Setting out on our journey together

At times I walked by myself, enjoying quiet moments to gather my thoughts and have my morning prayer walk like I’d have at home– remembering my family and friends who’d be sleeping– five hours behind in the States.  I enjoyed being out in nature, always renewing no matter the landscape or the types of animals that I encountered.  As far as I could see was grass-covered rolling land with rocky outcroppings dotted with sheep and some Highland cows, or “coos” as they’re called in Scotland.

These cows were comical looking to me with their triple coats and long hair growing down between their horns, almost covering their eyes.  We’d been told that they were gentle– for the most part, and I wanted to rub one.  I’ve loved cows since my childhood on a farm.


The cow wasn’t interested in me rubbing him

We climbed steep and rocky paths.  I was especially careful, thinking of David and his knee, imagining how difficult an injury would be so far from the Abbey.  At different points along our journey, I talked to whoever was close by, seeing them as the people in my path, not seeking out a specific person with an agenda for conversation.  For me, it felt like that was my call to being present, to letting go of trying to control the journey.
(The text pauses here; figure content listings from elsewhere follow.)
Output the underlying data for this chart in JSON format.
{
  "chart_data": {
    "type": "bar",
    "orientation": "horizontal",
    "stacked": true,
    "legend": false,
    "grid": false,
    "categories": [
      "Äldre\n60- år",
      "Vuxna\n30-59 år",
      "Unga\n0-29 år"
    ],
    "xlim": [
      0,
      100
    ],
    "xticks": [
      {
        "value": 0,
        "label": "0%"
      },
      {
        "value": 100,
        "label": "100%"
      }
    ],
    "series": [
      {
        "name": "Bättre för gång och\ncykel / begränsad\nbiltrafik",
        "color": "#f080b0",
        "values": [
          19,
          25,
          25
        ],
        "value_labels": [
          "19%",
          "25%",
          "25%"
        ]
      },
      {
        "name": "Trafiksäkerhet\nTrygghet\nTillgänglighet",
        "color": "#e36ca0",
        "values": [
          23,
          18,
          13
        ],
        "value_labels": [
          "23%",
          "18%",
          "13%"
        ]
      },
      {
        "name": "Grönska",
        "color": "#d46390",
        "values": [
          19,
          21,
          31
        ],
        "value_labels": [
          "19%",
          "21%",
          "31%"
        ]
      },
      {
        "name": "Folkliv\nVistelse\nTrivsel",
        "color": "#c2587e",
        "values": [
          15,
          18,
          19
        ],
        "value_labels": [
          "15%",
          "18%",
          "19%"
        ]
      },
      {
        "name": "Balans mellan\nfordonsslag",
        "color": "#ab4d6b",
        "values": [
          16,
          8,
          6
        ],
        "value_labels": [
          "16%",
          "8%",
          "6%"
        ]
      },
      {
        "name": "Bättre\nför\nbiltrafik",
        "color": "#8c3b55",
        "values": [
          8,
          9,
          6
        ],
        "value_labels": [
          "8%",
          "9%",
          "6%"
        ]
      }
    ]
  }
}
Getting close to mid-hike, we arrived at the southern tip of the island at St Columba’s Bay.  The beach was covered in pebbles and small stones.  This was the place where Columba is said to have arrived from Ireland on the Day of Pentecost in 563.  The staff member who led our walk, Ursula from Latvia, encouraged us to find a rock to cast into the water that represented what we’d carried that we wanted to be free of.  I thought of how my pride had made me hesitant to try new things for fear of making mistakes, for fear of looking foolish.  I chunked a large rock into the surf, hoping to leave that behind, at least more than I’d been able to do in the past.


St Columba’s Bay

I found a sheltered spot in the cleft of the rock, sitting in the sand to eat my packed sandwiches and orange.  A woman, whom I hadn’t talked with, sat beside me and shared about the rock she’d thrown into the sea, the pain she’d experienced that was being reworked at Iona.  We would have other conversations that week and walk in the group to the ferry landing on that dark Friday morning.

Continuing on, we traveled down through the common grazing land, the machair, and to the sea, the Atlantic dazzling before us, with tropical-appearing waters that were green and blue.  I felt my breath catch as I realized how God had opened up my life, this wider space that had been provided in this pilgrimage to Iona.

I was ‘fitting in’ by being myself, letting go of defensive pride that said I should be more than I am.

What about you?

Have you ever hesitated to try something new because you wondered how you’d fit in?

How did you manage that situation?

What did you bring away from that experience?  In retrospect, would you like to have handled it differently?